Your access to ARCHER2 will generally be time-limited so you should ensure you have a plan for transferring your data off the system before your access finishes. The time required to transfer large amounts of data should not be underestimated and you should ensure you have planned for this early enough (ideally, before you even start using the system for your research).
As already mentioned, the ARCHER2 User and Best Practice Guide provides a lot of useful information on managing and transferring your data. See:
- https://docs.archer2.ac.uk/user-guide/data.html
Your data is your responsibility
Make sure you understand what the backup policy is on ARCHER2 and what implications this has for your work if you lose your data on the system. Plan your backups of critical data and how you will transfer data off the system throughout the project.
Transferring data
As mentioned above, many users run into the challenge of transferring large amounts of data off HPC systems at some point (this is more often in transferring data off-of than on-to systems, but the advice below applies in either case). Data transfer speed may be limited by many different factors so the best data transfer mechanism to use depends on the type of data being transferred and where the data is going. Some of the key issues to be aware of are:
- Disk speed - The ARCHER2 /work file systems are highly parallel, consisting of a very large number of high performance disk drives. This allows them to support a very high data bandwidth. Unless the remote system has a similar parallel file system you may find your transfer speed limited by disk performance at that end.
- Meta-data performance - Meta-data operations such as opening and closing files or listing the owner or size of a file are much less parallel than read/write operations. If your data consists of a very large number of small files you may find your transfer speed is limited by meta-data operations. Meta-data operations performed by other users on ARCHER2 can also interact strongly with your work so reducing the number of such operations you use (by combining multiple files into a single file) may reduce variability in your transfer rates and increase transfer speeds.
- Network speed - Data transfer performance can be limited by network speed. More importantly, it is limited by the slowest section of the network between source and destination. If you are transferring to your laptop/workstation, this is likely to be its connection (either via LAN or wifi).

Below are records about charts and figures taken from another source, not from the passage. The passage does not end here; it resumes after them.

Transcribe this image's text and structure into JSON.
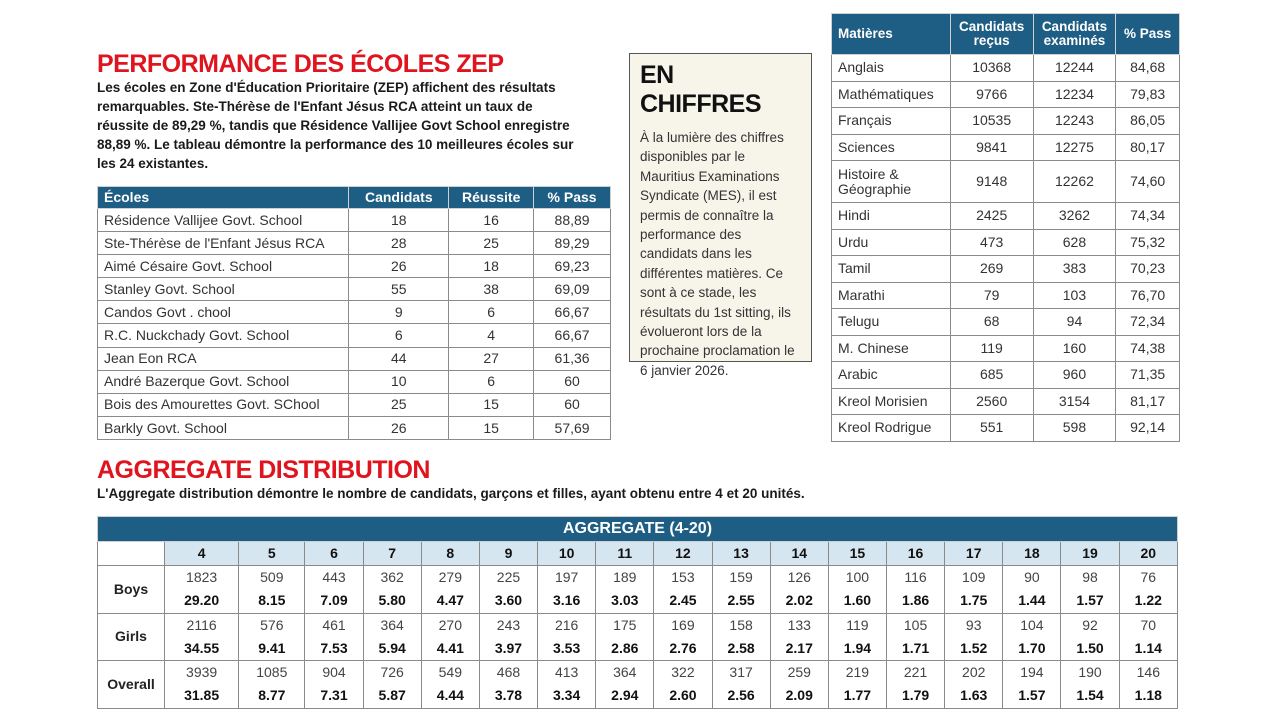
{
  "zep": {
    "title": "PERFORMANCE DES ÉCOLES ZEP",
    "intro_lines": [
      "Les écoles en Zone d'Éducation Prioritaire (ZEP) affichent des résultats",
      "remarquables. Ste-Thérèse de l'Enfant Jésus RCA atteint un taux de",
      "réussite de 89,29 %, tandis que Résidence Vallijee Govt School enregistre",
      "88,89 %. Le tableau démontre la performance des 10 meilleures écoles sur",
      "les 24 existantes."
    ],
    "headers": [
      "Écoles",
      "Candidats",
      "Réussite",
      "% Pass"
    ],
    "rows": [
      [
        "Résidence Vallijee Govt. School",
        "18",
        "16",
        "88,89"
      ],
      [
        "Ste-Thérèse de l'Enfant Jésus RCA",
        "28",
        "25",
        "89,29"
      ],
      [
        "Aimé Césaire Govt. School",
        "26",
        "18",
        "69,23"
      ],
      [
        "Stanley Govt. School",
        "55",
        "38",
        "69,09"
      ],
      [
        "Candos Govt . chool",
        "9",
        "6",
        "66,67"
      ],
      [
        "R.C. Nuckchady Govt. School",
        "6",
        "4",
        "66,67"
      ],
      [
        "Jean Eon RCA",
        "44",
        "27",
        "61,36"
      ],
      [
        "André Bazerque Govt. School",
        "10",
        "6",
        "60"
      ],
      [
        "Bois des Amourettes Govt. SChool",
        "25",
        "15",
        "60"
      ],
      [
        "Barkly Govt. School",
        "26",
        "15",
        "57,69"
      ]
    ]
  },
  "chiffres": {
    "title": "EN CHIFFRES",
    "body": "À la lumière des chiffres disponibles par le Mauritius Examinations Syndicate (MES), il est permis de connaître la performance des candidats dans les différentes matières. Ce sont à ce stade, les résultats du 1st sitting, ils évolueront lors de la prochaine proclamation le 6 janvier 2026."
  },
  "subjects": {
    "headers": [
      "Matières",
      "Candidats reçus",
      "Candidats examinés",
      "% Pass"
    ],
    "rows": [
      [
        "Anglais",
        "10368",
        "12244",
        "84,68"
      ],
      [
        "Mathématiques",
        "9766",
        "12234",
        "79,83"
      ],
      [
        "Français",
        "10535",
        "12243",
        "86,05"
      ],
      [
        "Sciences",
        "9841",
        "12275",
        "80,17"
      ],
      [
        "Histoire & Géographie",
        "9148",
        "12262",
        "74,60"
      ],
      [
        "Hindi",
        "2425",
        "3262",
        "74,34"
      ],
      [
        "Urdu",
        "473",
        "628",
        "75,32"
      ],
      [
        "Tamil",
        "269",
        "383",
        "70,23"
      ],
      [
        "Marathi",
        "79",
        "103",
        "76,70"
      ],
      [
        "Telugu",
        "68",
        "94",
        "72,34"
      ],
      [
        "M. Chinese",
        "119",
        "160",
        "74,38"
      ],
      [
        "Arabic",
        "685",
        "960",
        "71,35"
      ],
      [
        "Kreol Morisien",
        "2560",
        "3154",
        "81,17"
      ],
      [
        "Kreol Rodrigue",
        "551",
        "598",
        "92,14"
      ]
    ]
  },
  "aggregate": {
    "title": "AGGREGATE DISTRIBUTION",
    "intro": "L'Aggregate distribution démontre le nombre de candidats, garçons et filles, ayant obtenu entre 4 et 20 unités.",
    "table_title": "AGGREGATE (4-20)",
    "units": [
      "4",
      "5",
      "6",
      "7",
      "8",
      "9",
      "10",
      "11",
      "12",
      "13",
      "14",
      "15",
      "16",
      "17",
      "18",
      "19",
      "20"
    ],
    "groups": [
      {
        "label": "Boys",
        "counts": [
          "1823",
          "509",
          "443",
          "362",
          "279",
          "225",
          "197",
          "189",
          "153",
          "159",
          "126",
          "100",
          "116",
          "109",
          "90",
          "98",
          "76"
        ],
        "percents": [
          "29.20",
          "8.15",
          "7.09",
          "5.80",
          "4.47",
          "3.60",
          "3.16",
          "3.03",
          "2.45",
          "2.55",
          "2.02",
          "1.60",
          "1.86",
          "1.75",
          "1.44",
          "1.57",
          "1.22"
        ]
      },
      {
        "label": "Girls",
        "counts": [
          "2116",
          "576",
          "461",
          "364",
          "270",
          "243",
          "216",
          "175",
          "169",
          "158",
          "133",
          "119",
          "105",
          "93",
          "104",
          "92",
          "70"
        ],
        "percents": [
          "34.55",
          "9.41",
          "7.53",
          "5.94",
          "4.41",
          "3.97",
          "3.53",
          "2.86",
          "2.76",
          "2.58",
          "2.17",
          "1.94",
          "1.71",
          "1.52",
          "1.70",
          "1.50",
          "1.14"
        ]
      },
      {
        "label": "Overall",
        "counts": [
          "3939",
          "1085",
          "904",
          "726",
          "549",
          "468",
          "413",
          "364",
          "322",
          "317",
          "259",
          "219",
          "221",
          "202",
          "194",
          "190",
          "146"
        ],
        "percents": [
          "31.85",
          "8.77",
          "7.31",
          "5.87",
          "4.44",
          "3.78",
          "3.34",
          "2.94",
          "2.60",
          "2.56",
          "2.09",
          "1.77",
          "1.79",
          "1.63",
          "1.57",
          "1.54",
          "1.18"
        ]
      }
    ]
  }
}
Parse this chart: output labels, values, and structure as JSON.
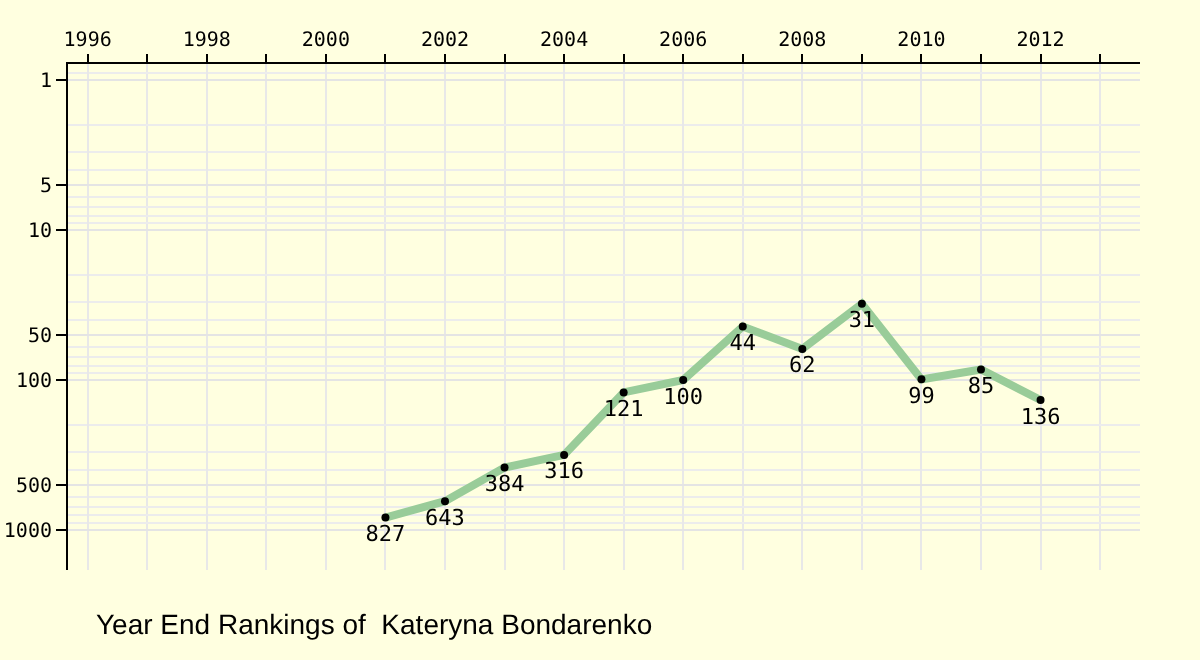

- Firewall speed - Most modern networks are protected by some form of firewall that filters out malicious traffic. This filtering has some overhead and can result in a reduction in data transfer performance. The needs of a general purpose network that hosts email/web-servers and desktop machines are quite different from a research network that needs to support high volume data transfers. If you are trying to transfer data to or from a host on a general purpose network you may find the firewall for that network will limit the transfer rate you can achieve.
As mentioned above and earlier in this lesson, if you have related data that consists of a large number of small files it
is strongly recommended to pack the files into a larger archive file for long term storage and
transfer. A single large file makes more efficient use of the file system and is easier to move,
copy and transfer because significantly fewer meta-data operations are required. Archive files can
be created using tools like tar
and zip
.
Consider the best way to transfer data
If you are transferring large amounts of data you will need to think about what may affect your transfer performance. It is always useful to run some tests that you can use to extrapolate how long it will take to transfer your data.
If you have many files, it is best to combine them into an archive file before you transfer them using a tool such as
tar
.
Key Points
Be careful how you use the login node.
Your data on the system is your responsibility.
Again, don’t run stuff on the login node.
Don’t be a bad person and run stuff on the login node.